Brainstorm Cell Therapeutics has received a $16 million grant from a state agency known as the California Institute for Regenerative Medicine to develop a Phase 3 clinical trial of its ALS stem-cell therapy NurOwn.
NurOwn is based on mesenchymal stem cells, which can transform themselves into various types of cells. Brainstorm transforms stem cells harvested from patients into cells that secrete neurotrophic factors, which promote nerve tissue growth. The treatment can be injected into muscle or the spinal canal to help nerve cells survive.
Brainstorm plans to enroll about 200 patients in the trial, which will be conducted at six ALS specialty centers in the United States.
The primary objective of the study will be to see if NurOwn can improve patients’ functional impairment. The measuring tool investigators will use is the ALS Functional Rating Scale-Revised, or ALSFRS-R.
Researchers will optimize patient population to include the patient profiles that seemed to respond better to NurOwn in the Phase 2 ALS trial (NCT02017912).

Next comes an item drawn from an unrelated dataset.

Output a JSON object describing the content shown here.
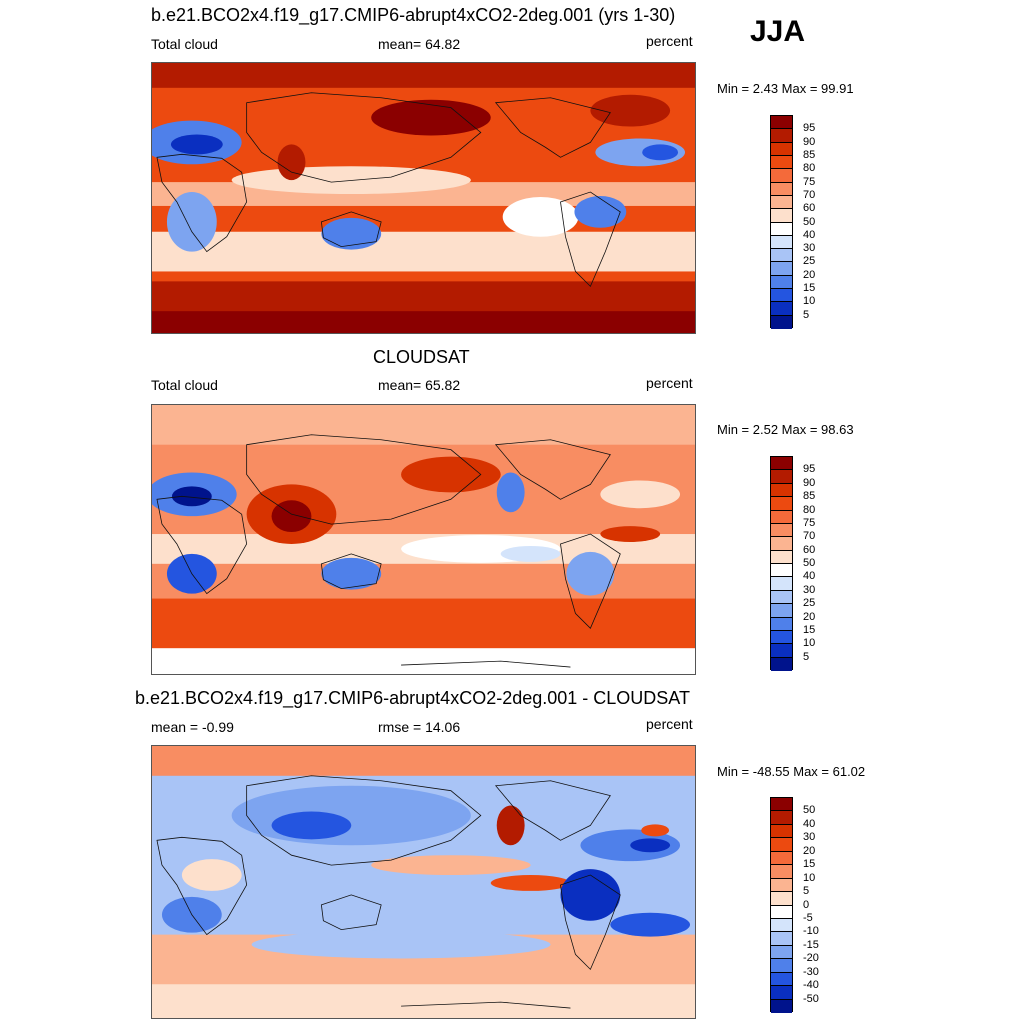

The Phase 2 study assessed NurOwn’s safety and effectiveness in 48 patients. The effectiveness yardsticks were ALSFRS-R and slow vital capacity, a measure of breathing capacity.
NurOwn provided the patients with meaningful benefits, compared with a placebo, according to the trial results. It also was safe, and patients tolerated it well.
The study will begin after the company receives U.S. Food and Drug Administration and Institutional Review Board approval. The board looks at ethical considerations of proposed research.
“We are honored to be awarded this CIRM [state agency] grant, and appreciate the support of CIRM in the development of NurOwn,” Chaim Lebovits, Brainstorm’s president and chief executive officer, said in a press release. “This substantial award provides further support for our technology and clinical program, and recognizes the importance of developing effective treatments for patients afflicted with ALS.”
“CIRM is partnering with Brainstorm to follow up on the company’s promising Phase 2 trial in patients with ALS,” said Maria Millan, the agency’s interim president and chief executive officer. “CIRM’s mission is to accelerate stem cell treatments to patients with unmet medical needs and, in keeping with this mission, our objective is to find a treatment for patients ravaged by this neurologic condition for which there is currently no cure.”